Bailey concedes that Avedon’s shots of her were the best ever taken “much better than mine.”

This puzzled Bailey. Avedon, he says, thought there was no sex in photography. “I think photography is all sex. He never fucked anyone, Avedon, I think he was non-sexual. I was with three girls he really liked, including Penelope, and I’d slept with all of them.”

He didn’t sleep with Tree until 1968, when she was 18, on a shoot in Paris, and then she went to London to live with him for six years.

Fifty years later she told Fox that in the living room she found a centerpiece that looked like a shrine: “…photographs of all his past girlfriends, all in little gold frames, all the same size. It was like notching up kills on the side of Air Force planes.”

When Fox and Bailey began looking up Bailey’s old lovers and wives it was obvious that eventually they would have to seek out Shrimpton. Bailey and Shrimpton had not met for years, and she had long been happily married.

They went to her home and retreat, a clapboard house in remote Cornwall.

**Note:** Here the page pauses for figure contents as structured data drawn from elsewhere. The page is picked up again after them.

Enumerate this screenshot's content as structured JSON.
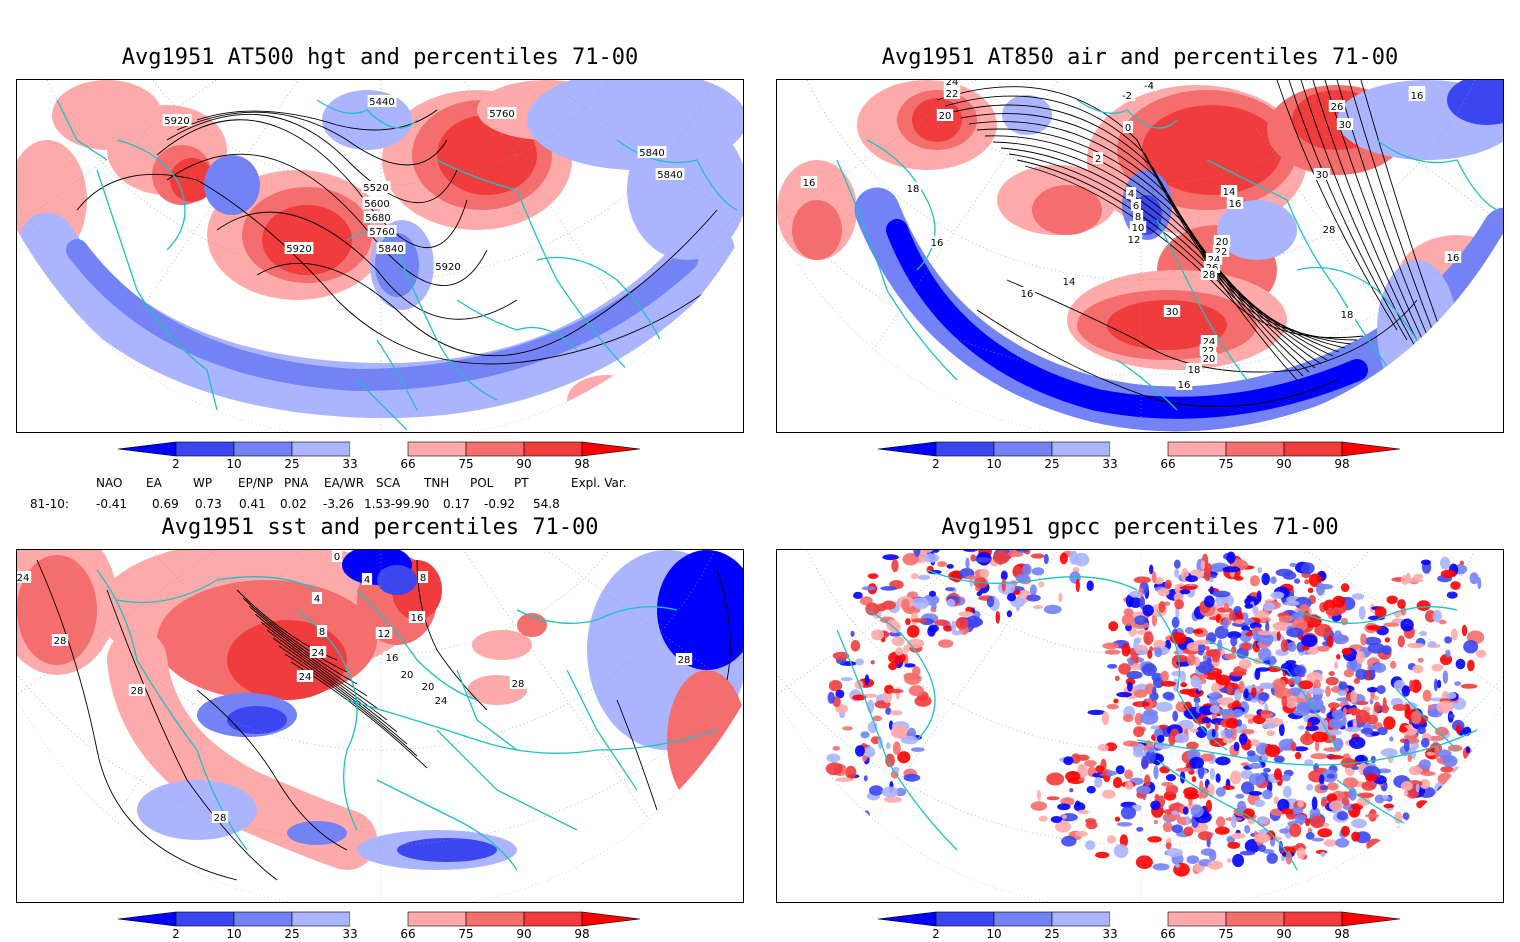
{
  "panels": [
    {
      "id": "hgt500",
      "title": "Avg1951 AT500 hgt and percentiles 71-00",
      "contour_labels": [
        "5440",
        "5760",
        "5920",
        "5520",
        "5600",
        "5680",
        "5760",
        "5840",
        "5920",
        "5920",
        "5840",
        "5840"
      ]
    },
    {
      "id": "air850",
      "title": "Avg1951 AT850 air and percentiles 71-00",
      "contour_labels": [
        "24",
        "22",
        "20",
        "-4",
        "-2",
        "0",
        "2",
        "4",
        "6",
        "8",
        "10",
        "12",
        "14",
        "16",
        "16",
        "18",
        "16",
        "16",
        "26",
        "30",
        "30",
        "28",
        "14",
        "16",
        "20",
        "22",
        "24",
        "26",
        "28",
        "30",
        "24",
        "22",
        "20",
        "18",
        "16",
        "16",
        "16",
        "18"
      ]
    },
    {
      "id": "sst",
      "title": "Avg1951 sst and percentiles 71-00",
      "contour_labels": [
        "24",
        "28",
        "28",
        "0",
        "4",
        "4",
        "8",
        "8",
        "12",
        "16",
        "16",
        "20",
        "24",
        "20",
        "24",
        "24",
        "28",
        "28",
        "28"
      ]
    },
    {
      "id": "gpcc",
      "title": "Avg1951 gpcc percentiles 71-00",
      "contour_labels": []
    }
  ],
  "colorbar": {
    "labels": [
      "2",
      "10",
      "25",
      "33",
      "66",
      "75",
      "90",
      "98"
    ],
    "colors": {
      "c0": "#0000ff",
      "c1": "#3c46f0",
      "c2": "#7382f5",
      "c3": "#aab4ff",
      "white": "#ffffff",
      "w1": "#ffaaaa",
      "w2": "#f56e6e",
      "w3": "#f03c3c",
      "w4": "#ff0000"
    }
  },
  "indices": {
    "headers": [
      "NAO",
      "EA",
      "WP",
      "EP/NP",
      "PNA",
      "EA/WR",
      "SCA",
      "TNH",
      "POL",
      "PT",
      "Expl. Var."
    ],
    "row_label": "81-10:",
    "values": [
      "-0.41",
      "0.69",
      "0.73",
      "0.41",
      "0.02",
      "-3.26",
      "1.53-99.90",
      "0.17",
      "-0.92",
      "54.8"
    ]
  },
  "map_colors": {
    "coast": "#20c0c0",
    "contour": "#000000",
    "grid": "#999999"
  }
}
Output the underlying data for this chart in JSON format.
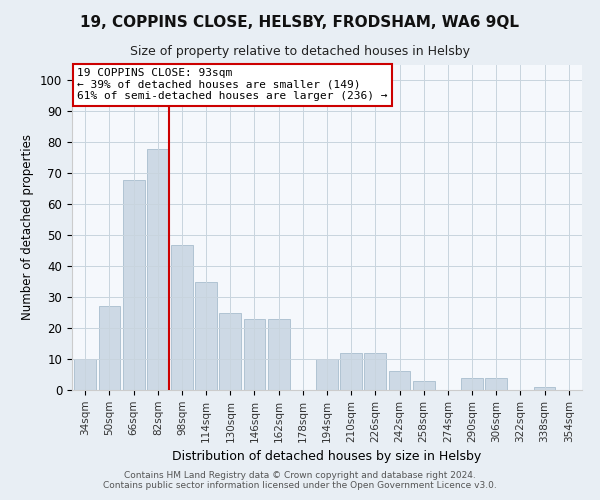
{
  "title1": "19, COPPINS CLOSE, HELSBY, FRODSHAM, WA6 9QL",
  "title2": "Size of property relative to detached houses in Helsby",
  "xlabel": "Distribution of detached houses by size in Helsby",
  "ylabel": "Number of detached properties",
  "bar_labels": [
    "34sqm",
    "50sqm",
    "66sqm",
    "82sqm",
    "98sqm",
    "114sqm",
    "130sqm",
    "146sqm",
    "162sqm",
    "178sqm",
    "194sqm",
    "210sqm",
    "226sqm",
    "242sqm",
    "258sqm",
    "274sqm",
    "290sqm",
    "306sqm",
    "322sqm",
    "338sqm",
    "354sqm"
  ],
  "bar_values": [
    10,
    27,
    68,
    78,
    47,
    35,
    25,
    23,
    23,
    0,
    10,
    12,
    12,
    6,
    3,
    0,
    4,
    4,
    0,
    1,
    0
  ],
  "bar_color": "#cdd9e5",
  "bar_edge_color": "#a8bece",
  "vline_color": "#cc0000",
  "annotation_title": "19 COPPINS CLOSE: 93sqm",
  "annotation_line1": "← 39% of detached houses are smaller (149)",
  "annotation_line2": "61% of semi-detached houses are larger (236) →",
  "annotation_box_color": "#ffffff",
  "annotation_box_edge": "#cc0000",
  "ylim": [
    0,
    100
  ],
  "footnote1": "Contains HM Land Registry data © Crown copyright and database right 2024.",
  "footnote2": "Contains public sector information licensed under the Open Government Licence v3.0.",
  "background_color": "#e8eef4",
  "plot_background": "#f5f8fc",
  "grid_color": "#c8d4de"
}
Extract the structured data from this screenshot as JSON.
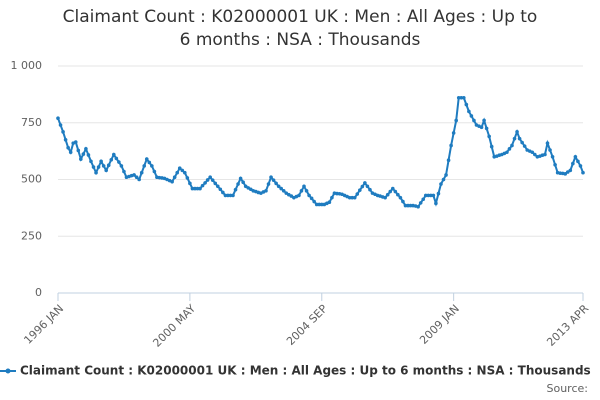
{
  "chart_data": {
    "type": "line",
    "title": "Claimant Count : K02000001 UK : Men : All Ages : Up to 6 months : NSA : Thousands",
    "source": "Source:",
    "categories": [
      "1996 JAN",
      null,
      null,
      null,
      null,
      null,
      null,
      null,
      null,
      null,
      null,
      null,
      null,
      null,
      null,
      null,
      null,
      null,
      null,
      null,
      null,
      null,
      null,
      null,
      null,
      null,
      null,
      null,
      null,
      null,
      null,
      null,
      null,
      null,
      null,
      null,
      null,
      null,
      null,
      null,
      null,
      null,
      null,
      null,
      null,
      null,
      null,
      null,
      null,
      null,
      null,
      null,
      "2000 MAY",
      null,
      null,
      null,
      null,
      null,
      null,
      null,
      null,
      null,
      null,
      null,
      null,
      null,
      null,
      null,
      null,
      null,
      null,
      null,
      null,
      null,
      null,
      null,
      null,
      null,
      null,
      null,
      null,
      null,
      null,
      null,
      null,
      null,
      null,
      null,
      null,
      null,
      null,
      null,
      null,
      null,
      null,
      null,
      null,
      null,
      null,
      null,
      null,
      null,
      null,
      null,
      "2004 SEP",
      null,
      null,
      null,
      null,
      null,
      null,
      null,
      null,
      null,
      null,
      null,
      null,
      null,
      null,
      null,
      null,
      null,
      null,
      null,
      null,
      null,
      null,
      null,
      null,
      null,
      null,
      null,
      null,
      null,
      null,
      null,
      null,
      null,
      null,
      null,
      null,
      null,
      null,
      null,
      null,
      null,
      null,
      null,
      null,
      null,
      null,
      null,
      null,
      null,
      null,
      null,
      "2009 JAN",
      null,
      null,
      null,
      null,
      null,
      null,
      null,
      null,
      null,
      null,
      null,
      null,
      null,
      null,
      null,
      null,
      null,
      null,
      null,
      null,
      null,
      null,
      null,
      null,
      null,
      null,
      null,
      null,
      null,
      null,
      null,
      null,
      null,
      null,
      null,
      null,
      null,
      null,
      null,
      null,
      null,
      null,
      null,
      null,
      null,
      null,
      null,
      null,
      null,
      null,
      "2013 APR"
    ],
    "series": [
      {
        "name": "Claimant Count : K02000001 UK : Men : All Ages : Up to 6 months : NSA : Thousands",
        "color": "#1f7cc0",
        "values": [
          770,
          740,
          710,
          675,
          640,
          620,
          660,
          665,
          628,
          590,
          612,
          635,
          608,
          580,
          555,
          530,
          555,
          580,
          560,
          540,
          563,
          587,
          610,
          593,
          577,
          560,
          535,
          510,
          513,
          517,
          520,
          510,
          500,
          530,
          560,
          590,
          575,
          560,
          535,
          510,
          508,
          507,
          505,
          500,
          495,
          490,
          510,
          530,
          550,
          540,
          530,
          507,
          483,
          460,
          460,
          460,
          460,
          473,
          485,
          498,
          510,
          497,
          483,
          470,
          457,
          443,
          430,
          430,
          430,
          430,
          455,
          480,
          505,
          488,
          470,
          463,
          457,
          450,
          447,
          443,
          440,
          445,
          450,
          480,
          510,
          497,
          483,
          470,
          460,
          450,
          440,
          433,
          427,
          420,
          425,
          430,
          450,
          470,
          450,
          430,
          417,
          403,
          390,
          390,
          390,
          390,
          395,
          400,
          420,
          440,
          438,
          437,
          435,
          430,
          425,
          420,
          420,
          420,
          436,
          453,
          469,
          485,
          470,
          455,
          440,
          435,
          430,
          427,
          423,
          420,
          433,
          447,
          460,
          447,
          433,
          420,
          403,
          385,
          385,
          385,
          385,
          383,
          380,
          397,
          413,
          430,
          430,
          430,
          430,
          395,
          438,
          480,
          500,
          520,
          585,
          650,
          705,
          760,
          860,
          860,
          860,
          830,
          800,
          780,
          760,
          740,
          735,
          730,
          760,
          725,
          690,
          645,
          600,
          603,
          607,
          610,
          615,
          620,
          635,
          650,
          680,
          710,
          680,
          663,
          647,
          630,
          625,
          620,
          610,
          600,
          603,
          607,
          610,
          660,
          630,
          600,
          565,
          530,
          528,
          527,
          525,
          533,
          540,
          570,
          600,
          580,
          560,
          530
        ]
      }
    ],
    "ylim": [
      0,
      1000
    ],
    "yticks": [
      0,
      250,
      500,
      750,
      {
        "value": 1000,
        "label": "1 000"
      }
    ],
    "grid": true
  }
}
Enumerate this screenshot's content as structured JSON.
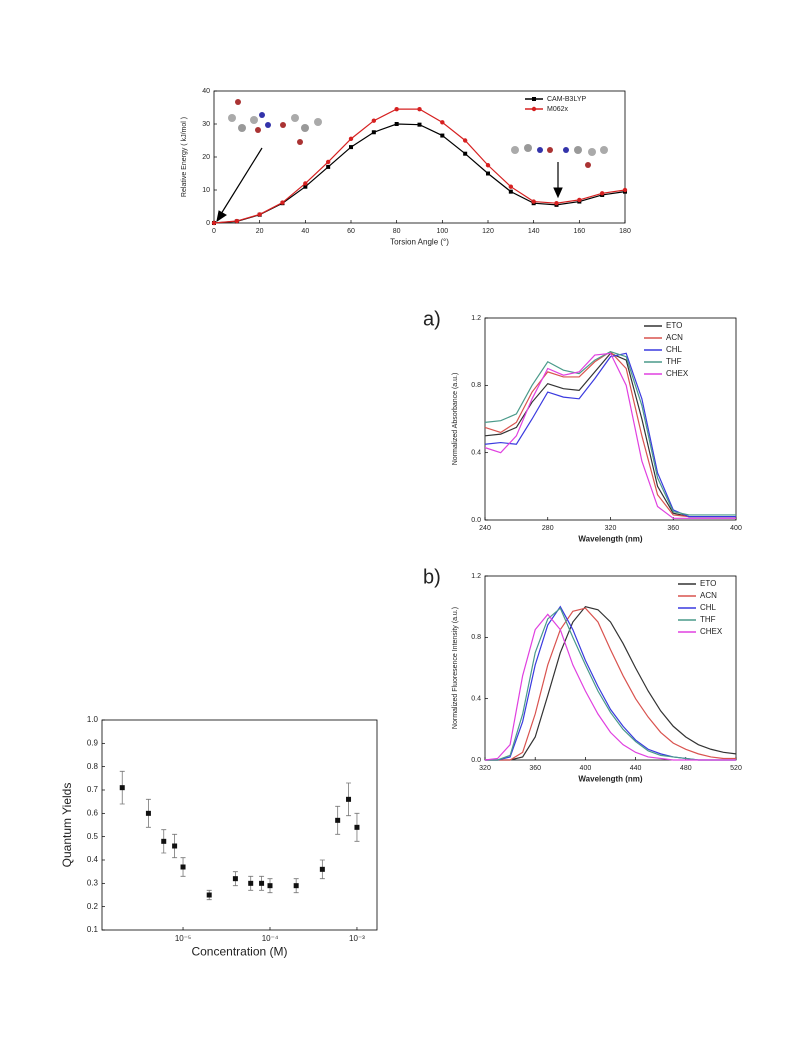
{
  "chart_data": [
    {
      "type": "line",
      "xlabel": "Torsion Angle (°)",
      "ylabel": "Relative Energy ( kJ/mol )",
      "x": [
        0,
        10,
        20,
        30,
        40,
        50,
        60,
        70,
        80,
        90,
        100,
        110,
        120,
        130,
        140,
        150,
        160,
        170,
        180
      ],
      "xlim": [
        0,
        180
      ],
      "xticks": [
        0,
        20,
        40,
        60,
        80,
        100,
        120,
        140,
        160,
        180
      ],
      "ylim": [
        0,
        40
      ],
      "yticks": [
        0,
        10,
        20,
        30,
        40
      ],
      "legend": "upper right",
      "series": [
        {
          "name": "CAM-B3LYP",
          "color": "#000000",
          "marker": "square",
          "values": [
            0,
            0.5,
            2.5,
            6,
            11,
            17,
            23,
            27.5,
            30,
            29.8,
            26.5,
            21,
            15,
            9.5,
            6,
            5.5,
            6.5,
            8.5,
            9.5
          ]
        },
        {
          "name": "M062x",
          "color": "#d62020",
          "marker": "circle",
          "values": [
            0,
            0.6,
            2.6,
            6.2,
            12,
            18.5,
            25.5,
            31,
            34.5,
            34.5,
            30.5,
            25,
            17.5,
            11,
            6.5,
            6,
            7,
            9,
            10
          ]
        }
      ]
    },
    {
      "type": "line",
      "title": "a)",
      "xlabel": "Wavelength (nm)",
      "ylabel": "Normalized Absorbance (a.u.)",
      "x": [
        240,
        250,
        260,
        270,
        280,
        290,
        300,
        310,
        320,
        330,
        340,
        350,
        360,
        370,
        380,
        390,
        400
      ],
      "xlim": [
        240,
        400
      ],
      "xticks": [
        240,
        280,
        320,
        360,
        400
      ],
      "ylim": [
        0,
        1.2
      ],
      "yticks": [
        {
          "value": 0,
          "label": "0.0"
        },
        0.4,
        0.8,
        1.2
      ],
      "legend": "upper right",
      "series": [
        {
          "name": "ETO",
          "color": "#333333",
          "values": [
            0.5,
            0.51,
            0.55,
            0.7,
            0.81,
            0.78,
            0.77,
            0.88,
            0.99,
            0.95,
            0.6,
            0.2,
            0.04,
            0.02,
            0.02,
            0.02,
            0.02
          ]
        },
        {
          "name": "ACN",
          "color": "#d9534f",
          "values": [
            0.55,
            0.52,
            0.58,
            0.76,
            0.88,
            0.85,
            0.85,
            0.94,
            1.0,
            0.9,
            0.5,
            0.15,
            0.03,
            0.02,
            0.02,
            0.02,
            0.02
          ]
        },
        {
          "name": "CHL",
          "color": "#3a3adf",
          "values": [
            0.45,
            0.46,
            0.45,
            0.6,
            0.76,
            0.73,
            0.72,
            0.84,
            0.97,
            0.99,
            0.72,
            0.28,
            0.06,
            0.02,
            0.02,
            0.02,
            0.02
          ]
        },
        {
          "name": "THF",
          "color": "#4a9a8a",
          "values": [
            0.58,
            0.59,
            0.63,
            0.8,
            0.94,
            0.89,
            0.87,
            0.95,
            1.0,
            0.97,
            0.68,
            0.25,
            0.05,
            0.03,
            0.03,
            0.03,
            0.03
          ]
        },
        {
          "name": "CHEX",
          "color": "#e040e0",
          "values": [
            0.43,
            0.4,
            0.5,
            0.72,
            0.9,
            0.86,
            0.88,
            0.98,
            0.99,
            0.8,
            0.35,
            0.08,
            0.01,
            0.01,
            0.01,
            0.01,
            0.01
          ]
        }
      ]
    },
    {
      "type": "line",
      "title": "b)",
      "xlabel": "Wavelength (nm)",
      "ylabel": "Normalized Fluoresence Intensity (a.u.)",
      "x": [
        320,
        330,
        340,
        350,
        360,
        370,
        380,
        390,
        400,
        410,
        420,
        430,
        440,
        450,
        460,
        470,
        480,
        490,
        500,
        510,
        520
      ],
      "xlim": [
        320,
        520
      ],
      "xticks": [
        320,
        360,
        400,
        440,
        480,
        520
      ],
      "ylim": [
        0,
        1.2
      ],
      "yticks": [
        {
          "value": 0,
          "label": "0.0"
        },
        0.4,
        0.8,
        1.2
      ],
      "legend": "upper right",
      "series": [
        {
          "name": "ETO",
          "color": "#333333",
          "values": [
            0,
            0,
            0,
            0.02,
            0.15,
            0.42,
            0.7,
            0.9,
            1.0,
            0.98,
            0.9,
            0.76,
            0.6,
            0.45,
            0.32,
            0.22,
            0.15,
            0.1,
            0.07,
            0.05,
            0.04
          ]
        },
        {
          "name": "ACN",
          "color": "#d9534f",
          "values": [
            0,
            0,
            0,
            0.05,
            0.3,
            0.62,
            0.85,
            0.97,
            0.99,
            0.9,
            0.72,
            0.55,
            0.4,
            0.28,
            0.18,
            0.11,
            0.07,
            0.04,
            0.02,
            0.01,
            0.01
          ]
        },
        {
          "name": "CHL",
          "color": "#3a3adf",
          "values": [
            0,
            0,
            0.02,
            0.25,
            0.62,
            0.88,
            1.0,
            0.85,
            0.65,
            0.48,
            0.33,
            0.22,
            0.13,
            0.07,
            0.04,
            0.02,
            0.01,
            0,
            0,
            0,
            0
          ]
        },
        {
          "name": "THF",
          "color": "#4a9a8a",
          "values": [
            0,
            0,
            0.03,
            0.3,
            0.7,
            0.92,
            0.99,
            0.8,
            0.62,
            0.45,
            0.31,
            0.2,
            0.12,
            0.06,
            0.03,
            0.02,
            0.01,
            0,
            0,
            0,
            0
          ]
        },
        {
          "name": "CHEX",
          "color": "#e040e0",
          "values": [
            0,
            0.01,
            0.1,
            0.55,
            0.85,
            0.95,
            0.85,
            0.62,
            0.45,
            0.3,
            0.18,
            0.1,
            0.05,
            0.02,
            0.01,
            0,
            0,
            0,
            0,
            0,
            0
          ]
        }
      ]
    },
    {
      "type": "scatter",
      "xlabel": "Concentration (M)",
      "ylabel": "Quantum Yields",
      "xscale": "log",
      "color": "#111111",
      "x": [
        2e-06,
        4e-06,
        6e-06,
        8e-06,
        1e-05,
        2e-05,
        4e-05,
        6e-05,
        8e-05,
        0.0001,
        0.0002,
        0.0004,
        0.0006,
        0.0008,
        0.001
      ],
      "values": [
        0.71,
        0.6,
        0.48,
        0.46,
        0.37,
        0.25,
        0.32,
        0.3,
        0.3,
        0.29,
        0.29,
        0.36,
        0.57,
        0.66,
        0.54
      ],
      "errors": [
        0.07,
        0.06,
        0.05,
        0.05,
        0.04,
        0.02,
        0.03,
        0.03,
        0.03,
        0.03,
        0.03,
        0.04,
        0.06,
        0.07,
        0.06
      ],
      "xlim": [
        1.17e-06,
        0.0017
      ],
      "xticks": [
        {
          "value": 1e-05,
          "label": "10⁻⁵"
        },
        {
          "value": 0.0001,
          "label": "10⁻⁴"
        },
        {
          "value": 0.001,
          "label": "10⁻³"
        }
      ],
      "ylim": [
        0.1,
        1.0
      ],
      "yticks": [
        0.1,
        0.2,
        0.3,
        0.4,
        0.5,
        0.6,
        0.7,
        0.8,
        0.9,
        {
          "value": 1.0,
          "label": "1.0"
        }
      ]
    }
  ]
}
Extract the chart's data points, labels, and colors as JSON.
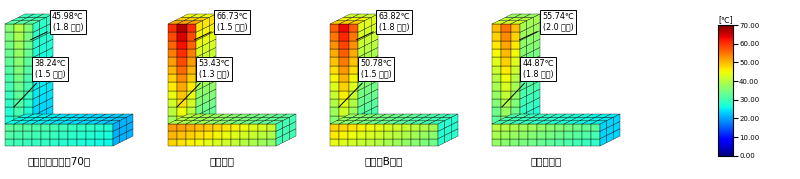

Shrimpton said she hated being famous. She joshed him: “Why are you writing this book? Is it because you want to stay famous?”

Bailey gave an unconvincing denial. There was more mutual teasing, until they found familiar ground in their memories of their golden youth.

“I was young then” said Bailey. “It’s nice seeing you. It’s funny, if you hadn’t fucked off and left me for Terence Stamp we’d still be together.”

“No, we wouldn’t be,” Shrimpton said, firmly.

“No, we wouldn’t but we might have been,” said Bailey.

“In your dreams,” she replied.

Bailey married Catherine Dyer in 1981, when she was 20. They met when she was modeling for a shoot for Italian Vogue. It turned out that she had gone to the same finishing school as Shrimpton.

“I think her parents thought she was a nice girl—until we got together, and then she was a naughty girl. They were horrified.”

He recalls: “I could see some things in her, like I saw in Jean, that nobody else did. It was always the same thing. It’s always the intelligent ones that are good.”

They have three children and I thought they looked very content and grounded together. Had he finally become a family man, I wondered?

In his book Bailey is straightforward about his domestic life, or lack thereof as he works without stint: “My basic attitude to children and to marriage is that it’s nothing to do with me. It’s something other people want to do… I’ve never really wanted children… a pram in the hallway is the end of creativity.”